Bridesincharge.com - showing you how to SAVE on the cost of your wedding
Bridesincharge.com hasn’t been launched to turn you into the bride from hell. Instead it’s to give you the power to control all aspects of your wedding day, whether it’s how much you spend; who attends your wedding; having the wedding you first dreamed of, or simply being in charge of the running of the whole show to the finest detail.
Since the 1980’s, weddings have become one of the biggest challenges in milestone planning faced by women (and their soon-to-be partner). The costs alone are deemed to be beyond the purse of the average person. The scale of event often veers out of control; whether it’s to have the kind of wedding that impresses all others, or one remembered for the amount spent.
Bridesincharge.com has been designed to help you achieve the wedding you want, without bowing to the pressure of your well-meaning friends and relatives, and the wedding suppliers using your day, as their personal stage, high-jacking your big day and presenting you with a huge bill. It happens. The venue co-ordinator tells you what you can have, when you can have it and what it will cost. The photographers quite often steer you to packages that suit them and rarely craft their services to your details. And then, when you feel pushed and pulled in every direction, you’ll be told that ‘weddings are stressful events’ and you should be prepared for the nightmare ahead.
Stop right there!
This is where we start talking sensibly about the true cost of your wedding and how you can make savings of 10%, 20% or even 50% on the cost of supplies and services for your wedding. So hold tight. Initially it will be turbulent, and you may lack confidence in taking some of the guidelines on board, but it is designed to empower you in making savings of £1000’s – which will make any hint of a rough ride worthwhile in the end.
Your wedding does not have to cost more than you can afford, nor does it have to be a mountain of stress-related hurdles and it certainly doesn’t have to bring you to tears on a regular basis. It pays to remember that a wedding is a celebration of the love you have for another, displayed to the rest of the world, as your desire to form a loving family of your own, to last for an eternity. In brief, it’s an outward sign to show you’ve chosen a change in the way you live your life, being committed to one other person with whom you’ll share everything. It’s about you!

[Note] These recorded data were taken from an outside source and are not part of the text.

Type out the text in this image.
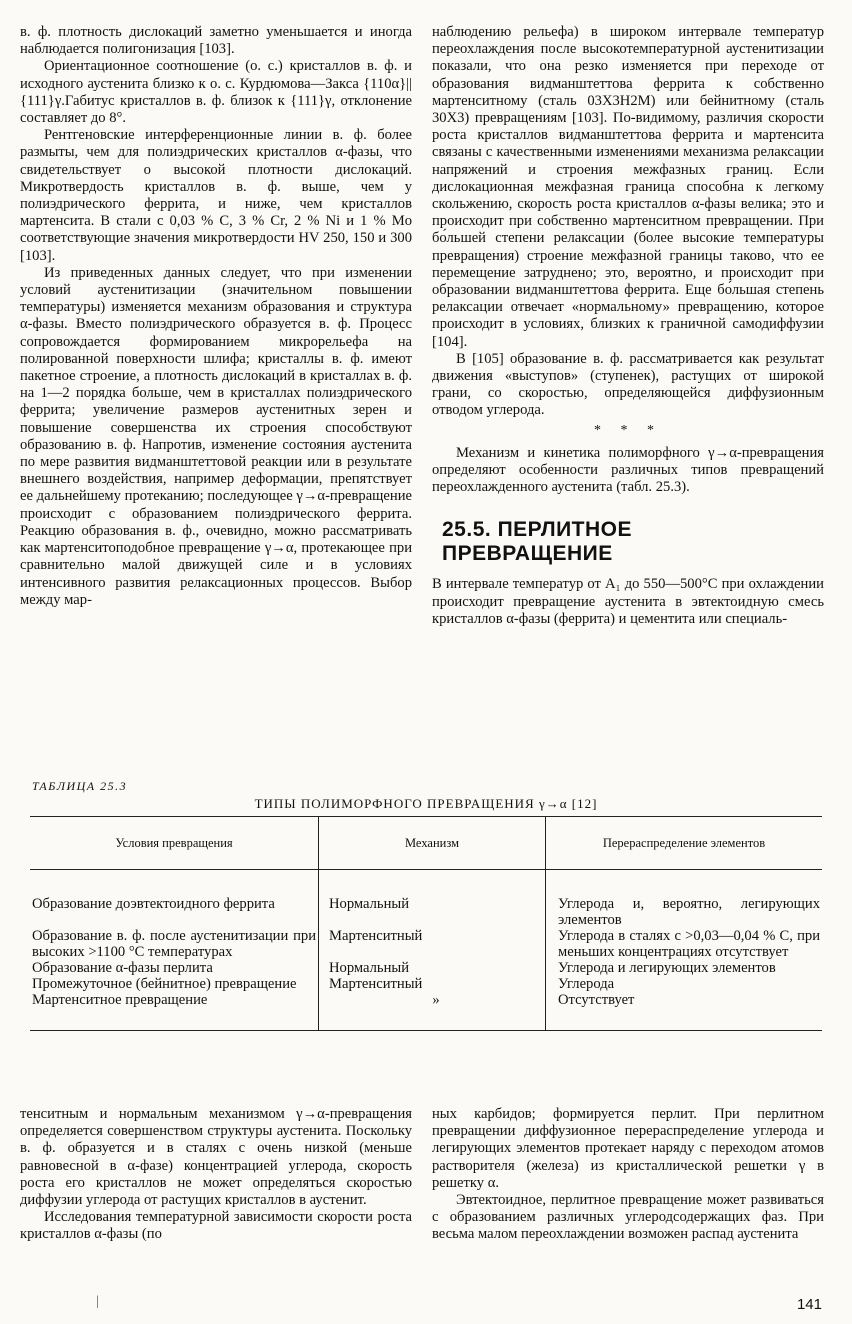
в. ф. плотность дислокаций заметно уменьшается и иногда наблюдается полигонизация [103].

Ориентационное соотношение (о. с.) кристаллов в. ф. и исходного аустенита близко к о. с. Курдюмова—Закса {110α}||{111}γ.Габитус кристаллов в. ф. близок к {111}γ, отклонение составляет до 8°.

Рентгеновские интерференционные линии в. ф. более размыты, чем для полиэдрических кристаллов α-фазы, что свидетельствует о высокой плотности дислокаций. Микротвердость кристаллов в. ф. выше, чем у полиэдрического феррита, и ниже, чем кристаллов мартенсита. В стали с 0,03 % С, 3 % Cr, 2 % Ni и 1 % Mo соответствующие значения микротвердости HV 250, 150 и 300 [103].

Из приведенных данных следует, что при изменении условий аустенитизации (значительном повышении температуры) изменяется механизм образования и структура α-фазы. Вместо полиэдрического образуется в. ф. Процесс сопровождается формированием микрорельефа на полированной поверхности шлифа; кристаллы в. ф. имеют пакетное строение, а плотность дислокаций в кристаллах в. ф. на 1—2 порядка больше, чем в кристаллах полиэдрического феррита; увеличение размеров аустенитных зерен и повышение совершенства их строения способствуют образованию в. ф. Напротив, изменение состояния аустенита по мере развития видманштеттовой реакции или в результате внешнего воздействия, например деформации, препятствует ее дальнейшему протеканию; последующее γ→α-превращение происходит с образованием полиэдрического феррита. Реакцию образования в. ф., очевидно, можно рассматривать как мартенситоподобное превращение γ→α, протекающее при сравнительно малой движущей силе и в условиях интенсивного развития релаксационных процессов. Выбор между мар-

наблюдению рельефа) в широком интервале температур переохлаждения после высокотемпературной аустенитизации показали, что она резко изменяется при переходе от образования видманштеттова феррита к собственно мартенситному (сталь 03Х3Н2М) или бейнитному (сталь 30Х3) превращениям [103]. По-видимому, различия скорости роста кристаллов видманштеттова феррита и мартенсита связаны с качественными изменениями механизма релаксации напряжений и строения межфазных границ. Если дислокационная межфазная граница способна к легкому скольжению, скорость роста кристаллов α-фазы велика; это и происходит при собственно мартенситном превращении. При бо́льшей степени релаксации (более высокие температуры превращения) строение межфазной границы таково, что ее перемещение затруднено; это, вероятно, и происходит при образовании видманштеттова феррита. Еще бо́льшая степень релаксации отвечает «нормальному» превращению, которое происходит в условиях, близких к граничной самодиффузии [104].

В [105] образование в. ф. рассматривается как результат движения «выступов» (ступенек), растущих от широкой грани, со скоростью, определяющейся диффузионным отводом углерода.

* * *

Механизм и кинетика полиморфного γ→α-превращения определяют особенности различных типов превращений переохлажденного аустенита (табл. 25.3).

25.5. ПЕРЛИТНОЕ
ПРЕВРАЩЕНИЕ

В интервале температур от A₁ до 550—500°С при охлаждении происходит превращение аустенита в эвтектоидную смесь кристаллов α-фазы (феррита) и цементита или специаль-

ТАБЛИЦА 25.3
ТИПЫ ПОЛИМОРФНОГО ПРЕВРАЩЕНИЯ γ→α [12]
Условия превращения	Механизм	Перераспределение элементов
Образование доэвтектоидного феррита	Нормальный	Углерода и, вероятно, легирующих элементов
Образование в. ф. после аустенитизации при высоких >1100 °С температурах	Мартенситный	Углерода в сталях с >0,03—0,04 % С, при меньших концентрациях отсутствует
Образование α-фазы перлита	Нормальный	Углерода и легирующих элементов
Промежуточное (бейнитное) превращение	Мартенситный	Углерода
Мартенситное превращение	»	Отсутствует

тенситным и нормальным механизмом γ→α-превращения определяется совершенством структуры аустенита. Поскольку в. ф. образуется и в сталях с очень низкой (меньше равновесной в α-фазе) концентрацией углерода, скорость роста его кристаллов не может определяться скоростью диффузии углерода от растущих кристаллов в аустенит.

Исследования температурной зависимости скорости роста кристаллов α-фазы (по

ных карбидов; формируется перлит. При перлитном превращении диффузионное перераспределение углерода и легирующих элементов протекает наряду с переходом атомов растворителя (железа) из кристаллической решетки γ в решетку α.

Эвтектоидное, перлитное превращение может развиваться с образованием различных углеродсодержащих фаз. При весьма малом переохлаждении возможен распад аустенита

|	141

When you first decide to be married, you’ll be as happy as you’ve ever been and feel, to a large degree, wanted, cared for and comforted in the knowledge that you have found a partner who loves you for who you are. It’s a time of great happiness and joy. So hold that thought! Without realising it, some brides-in-training find the wedding ahead is all too often stolen and quickly turns into something of a 10 ton elephant, where you have to invite the opinions and preferences of not just one other, but sometimes dozens – all well-meaning for sure – but at the-end-of-the-day, it’s not their wedding.
Sure, you’ll take into account the wishes of your parents, financial controls, or existing commitments, or suggestions from friends on what you could or should do to make your wedding different from all others. But here’s where the melting pot of all outside ideas should have the lid put on it and your work begins.
Weddings aren't competitions to see who can spend the most!
The £20,000 plus, average cost of a wedding is at best misleading and at worst deceptive, so don’t buy into it. The true value of a wedding – your wedding – is the amount you are prepared to pay. That may be as little as £5000, or it might tip the scales at a staggering £30,000. What matters is that the mix of products and services you choose to have is down to you and not what the other 250,000 brides each year spend. Who cares what the others are spending! It isn’t a competition – or at least it shouldn’t be.
Statistics are put out on a regular basis from a wide range of ‘authority’ sources that must quite simply scare the living daylights out of many a young couple. I often wonder how many couples have either put off thoughts of a wedding, or borrow money on the basis of what the ‘experts’ say is the amount you must be prepared to spend. After all, ‘if those ‘in the know’ say it’s true, then it must be true’. Isn’t it? The generalisation of the cost of a wedding in the UK is both harmful and prohibiting, and I’m about to show you how to blow this myth wide open.
There is significant evidence that the industry of weddings, is suffering from an economic downturn and rather than being a bad time, this couldn’t be a better time for you to plan your wedding. Whether the economy is running wild or not, (and I’m not saying that it is) it presents golden opportunities to negotiate terms with each and every purchase for your wedding.